Allergic bronchopulmonary aspergillosis (ABPA) is an immunological pulmonary disorder caused by hypersensitivity to aspergillus fumigatus usually seen in patients with poorly controlled asthma, bronchiectasis and cystic fibrosis. The number of patients with ABPA worldwide is estimated to be about 5 million people, with ABPA in patients with asthma making up only 2% of this population. Computed tomography (CT) findings of ABPA are nonspecific but may include centrilobular nodules, scattered alveolar opacities and bronchiectasis. We present a case of ABPA presenting as a hyperdense lingular mass.
A 28-year-old male with medical history significant for mild intermittent asthma presented to the emergency department with new onset, sharp, left-sided chest pain. Chest x-ray showed a 6 cm left lung mass and CT of the chest showed a 6x4 cm lingular mass with postobstructive pneumonia concerning for malignancy (figure 1). The patient underwent endobronchial ultrasound with transbronchial biopsies that showed clusters of lymphoid cells.
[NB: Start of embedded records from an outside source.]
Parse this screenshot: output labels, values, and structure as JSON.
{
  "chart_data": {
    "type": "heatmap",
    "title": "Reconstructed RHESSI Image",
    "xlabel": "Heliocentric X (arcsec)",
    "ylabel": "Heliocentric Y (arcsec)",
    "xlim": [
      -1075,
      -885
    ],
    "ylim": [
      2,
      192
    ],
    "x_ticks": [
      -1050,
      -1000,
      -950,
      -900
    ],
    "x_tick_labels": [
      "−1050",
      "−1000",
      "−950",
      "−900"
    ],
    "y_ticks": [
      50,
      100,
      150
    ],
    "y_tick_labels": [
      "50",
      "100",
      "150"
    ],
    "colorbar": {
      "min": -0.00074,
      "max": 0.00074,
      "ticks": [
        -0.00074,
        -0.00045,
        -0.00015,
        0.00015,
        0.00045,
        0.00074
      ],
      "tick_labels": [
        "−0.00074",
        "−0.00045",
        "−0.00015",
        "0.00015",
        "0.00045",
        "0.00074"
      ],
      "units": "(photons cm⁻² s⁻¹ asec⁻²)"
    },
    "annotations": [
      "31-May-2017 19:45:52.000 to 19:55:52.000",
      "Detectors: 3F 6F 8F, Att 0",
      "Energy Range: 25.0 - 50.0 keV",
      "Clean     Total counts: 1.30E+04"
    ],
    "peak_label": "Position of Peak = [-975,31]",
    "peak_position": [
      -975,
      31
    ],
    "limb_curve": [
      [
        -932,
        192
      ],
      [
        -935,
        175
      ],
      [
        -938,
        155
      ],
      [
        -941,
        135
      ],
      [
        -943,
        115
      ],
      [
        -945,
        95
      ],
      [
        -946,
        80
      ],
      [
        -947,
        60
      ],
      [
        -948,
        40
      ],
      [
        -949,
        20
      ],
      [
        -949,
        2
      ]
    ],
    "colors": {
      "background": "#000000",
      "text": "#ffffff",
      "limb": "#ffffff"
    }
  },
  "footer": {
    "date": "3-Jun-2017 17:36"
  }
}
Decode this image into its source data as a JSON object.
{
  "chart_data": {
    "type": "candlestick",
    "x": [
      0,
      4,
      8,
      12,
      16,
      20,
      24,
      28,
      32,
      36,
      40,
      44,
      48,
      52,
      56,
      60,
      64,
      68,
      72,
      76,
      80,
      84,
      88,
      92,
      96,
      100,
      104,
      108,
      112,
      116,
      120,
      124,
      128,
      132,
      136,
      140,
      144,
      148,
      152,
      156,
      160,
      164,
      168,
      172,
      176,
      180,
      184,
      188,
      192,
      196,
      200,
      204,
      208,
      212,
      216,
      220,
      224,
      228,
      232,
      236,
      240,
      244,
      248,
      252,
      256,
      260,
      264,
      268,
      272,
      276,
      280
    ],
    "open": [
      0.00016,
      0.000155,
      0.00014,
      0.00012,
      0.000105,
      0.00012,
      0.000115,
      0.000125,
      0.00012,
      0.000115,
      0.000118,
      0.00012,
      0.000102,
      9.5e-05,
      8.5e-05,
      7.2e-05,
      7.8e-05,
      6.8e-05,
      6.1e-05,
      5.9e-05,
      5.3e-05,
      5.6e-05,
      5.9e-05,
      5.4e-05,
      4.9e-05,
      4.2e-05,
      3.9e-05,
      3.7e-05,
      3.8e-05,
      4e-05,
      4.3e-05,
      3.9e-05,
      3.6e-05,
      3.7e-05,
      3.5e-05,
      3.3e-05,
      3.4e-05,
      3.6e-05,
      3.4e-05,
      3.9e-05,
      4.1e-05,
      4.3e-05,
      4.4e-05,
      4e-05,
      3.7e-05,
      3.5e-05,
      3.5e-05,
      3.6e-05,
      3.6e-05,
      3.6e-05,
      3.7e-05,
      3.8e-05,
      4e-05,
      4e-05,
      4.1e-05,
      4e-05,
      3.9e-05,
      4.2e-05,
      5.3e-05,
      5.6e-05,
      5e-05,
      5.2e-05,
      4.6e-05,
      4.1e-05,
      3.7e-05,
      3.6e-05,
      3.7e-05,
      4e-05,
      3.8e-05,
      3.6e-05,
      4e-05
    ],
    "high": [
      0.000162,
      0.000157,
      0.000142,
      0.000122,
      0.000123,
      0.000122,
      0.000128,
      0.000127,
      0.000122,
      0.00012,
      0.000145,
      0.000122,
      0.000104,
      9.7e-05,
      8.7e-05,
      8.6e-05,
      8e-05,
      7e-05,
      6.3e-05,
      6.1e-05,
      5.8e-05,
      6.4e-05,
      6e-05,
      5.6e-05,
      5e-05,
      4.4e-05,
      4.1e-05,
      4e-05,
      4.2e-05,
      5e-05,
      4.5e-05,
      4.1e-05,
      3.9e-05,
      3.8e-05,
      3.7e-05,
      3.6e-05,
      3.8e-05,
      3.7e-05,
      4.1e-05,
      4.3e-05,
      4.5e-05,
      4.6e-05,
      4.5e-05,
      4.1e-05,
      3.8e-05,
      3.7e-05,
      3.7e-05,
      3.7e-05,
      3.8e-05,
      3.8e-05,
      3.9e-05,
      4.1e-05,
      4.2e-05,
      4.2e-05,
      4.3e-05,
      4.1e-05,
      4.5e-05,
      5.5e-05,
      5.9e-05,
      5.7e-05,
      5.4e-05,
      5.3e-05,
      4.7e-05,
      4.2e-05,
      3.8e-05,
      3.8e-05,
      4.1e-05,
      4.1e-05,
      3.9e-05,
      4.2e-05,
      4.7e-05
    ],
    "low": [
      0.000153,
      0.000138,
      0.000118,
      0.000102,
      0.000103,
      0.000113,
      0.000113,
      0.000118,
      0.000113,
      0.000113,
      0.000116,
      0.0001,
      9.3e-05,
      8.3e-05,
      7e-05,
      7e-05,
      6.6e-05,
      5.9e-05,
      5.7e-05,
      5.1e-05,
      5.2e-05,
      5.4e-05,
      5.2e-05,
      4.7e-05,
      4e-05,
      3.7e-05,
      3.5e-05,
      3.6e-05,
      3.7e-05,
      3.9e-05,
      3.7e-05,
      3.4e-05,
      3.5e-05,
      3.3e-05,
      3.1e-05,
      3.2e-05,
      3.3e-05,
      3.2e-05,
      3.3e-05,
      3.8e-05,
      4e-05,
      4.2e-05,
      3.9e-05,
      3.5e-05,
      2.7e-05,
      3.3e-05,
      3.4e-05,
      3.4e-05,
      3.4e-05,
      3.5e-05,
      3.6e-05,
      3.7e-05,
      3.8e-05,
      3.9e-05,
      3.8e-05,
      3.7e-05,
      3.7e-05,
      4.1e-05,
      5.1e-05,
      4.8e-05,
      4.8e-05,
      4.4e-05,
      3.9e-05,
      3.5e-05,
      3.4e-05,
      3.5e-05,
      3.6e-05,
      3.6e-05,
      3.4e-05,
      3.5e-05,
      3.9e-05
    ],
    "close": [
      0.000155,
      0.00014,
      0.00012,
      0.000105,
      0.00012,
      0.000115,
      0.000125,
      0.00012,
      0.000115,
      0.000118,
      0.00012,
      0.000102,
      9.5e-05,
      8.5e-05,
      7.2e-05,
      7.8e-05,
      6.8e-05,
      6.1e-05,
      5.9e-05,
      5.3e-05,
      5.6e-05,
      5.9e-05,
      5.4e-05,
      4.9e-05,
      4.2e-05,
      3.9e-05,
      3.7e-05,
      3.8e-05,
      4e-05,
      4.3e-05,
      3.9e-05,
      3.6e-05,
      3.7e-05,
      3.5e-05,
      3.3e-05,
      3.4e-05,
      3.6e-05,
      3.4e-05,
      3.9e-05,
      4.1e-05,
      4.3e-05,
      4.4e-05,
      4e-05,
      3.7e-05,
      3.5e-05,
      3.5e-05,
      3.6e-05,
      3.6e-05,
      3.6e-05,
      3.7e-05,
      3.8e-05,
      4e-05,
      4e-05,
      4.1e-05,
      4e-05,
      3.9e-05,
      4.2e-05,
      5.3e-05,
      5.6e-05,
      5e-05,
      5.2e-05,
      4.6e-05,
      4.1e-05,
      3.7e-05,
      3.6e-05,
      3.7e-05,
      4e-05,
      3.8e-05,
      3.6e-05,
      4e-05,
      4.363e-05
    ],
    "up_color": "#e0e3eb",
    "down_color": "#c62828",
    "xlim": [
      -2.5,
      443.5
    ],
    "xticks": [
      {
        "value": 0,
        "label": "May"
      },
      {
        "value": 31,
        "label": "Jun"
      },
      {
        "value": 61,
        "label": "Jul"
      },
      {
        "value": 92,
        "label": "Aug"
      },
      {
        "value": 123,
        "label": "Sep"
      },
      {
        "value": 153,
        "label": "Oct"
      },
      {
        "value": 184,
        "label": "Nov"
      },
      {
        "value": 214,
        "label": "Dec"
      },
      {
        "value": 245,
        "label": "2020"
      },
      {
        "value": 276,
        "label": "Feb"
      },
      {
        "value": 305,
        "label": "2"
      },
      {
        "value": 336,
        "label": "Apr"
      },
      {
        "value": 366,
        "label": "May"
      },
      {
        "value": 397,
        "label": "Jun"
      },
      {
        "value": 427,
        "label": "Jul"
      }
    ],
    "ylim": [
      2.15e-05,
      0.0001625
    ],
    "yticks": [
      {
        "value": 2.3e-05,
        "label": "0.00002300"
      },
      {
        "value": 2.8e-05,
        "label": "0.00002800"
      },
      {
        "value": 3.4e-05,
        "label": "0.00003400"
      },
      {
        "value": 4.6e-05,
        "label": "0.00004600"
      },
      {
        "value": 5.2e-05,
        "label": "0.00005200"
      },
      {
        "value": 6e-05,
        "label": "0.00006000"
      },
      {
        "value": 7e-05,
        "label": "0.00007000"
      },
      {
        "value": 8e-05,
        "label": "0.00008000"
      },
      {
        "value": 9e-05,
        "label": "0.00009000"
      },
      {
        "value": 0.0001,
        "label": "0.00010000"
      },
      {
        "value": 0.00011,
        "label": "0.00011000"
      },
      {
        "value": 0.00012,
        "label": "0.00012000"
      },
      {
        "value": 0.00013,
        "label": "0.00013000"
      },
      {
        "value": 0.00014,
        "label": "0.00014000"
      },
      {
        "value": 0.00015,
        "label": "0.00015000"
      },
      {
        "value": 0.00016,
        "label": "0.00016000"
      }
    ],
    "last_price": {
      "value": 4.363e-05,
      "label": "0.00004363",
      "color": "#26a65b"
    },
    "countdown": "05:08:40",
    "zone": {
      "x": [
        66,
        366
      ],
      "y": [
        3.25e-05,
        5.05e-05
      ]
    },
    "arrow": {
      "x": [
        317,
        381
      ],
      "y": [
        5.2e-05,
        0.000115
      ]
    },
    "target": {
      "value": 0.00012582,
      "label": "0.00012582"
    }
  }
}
The procedure was repeated and the repeat biopsies showed markedly inflamed bronchial mucosa consisting of lymphocytes, plasma cells and eosinophils, consistent with ABPA. Pathology and flow cytometry were negative for malignancy. Serum immunoglobulin E showed a level greater than 2500 IU/ml (normal: less than 100 IU/ml) and serum eosinophilia.
The patient was ultimately treated with prednisone, itraconazole and prophylactic trimethoprim-sulfamethoxazole and was last followed-up in pulmonary clinic 8 months after initial presentation with almost complete resolution of symptoms and CT chest findings that were initially present.
ABPA is a rare and unrecognized and undiagnosed entity, with 30% of cases being misdiagnosed as tuberculosis. Treatment of ABPA is difficult and aims at reducing inflammation and generally includes a long course of corticosteroids. The role of antifungal medications is not clear in acute ABPA exacerbations. CT findings are usually nonspecific which makes the diagnosis more challenging to make and can result in delay to diagnosis. Common CT findings include bronchiectasis, centrilobular nodules, scattered alveolar opacities and mucus impaction, whereas perihilar infiltrates and pulmonary masses are uncommon, as seen in our patient.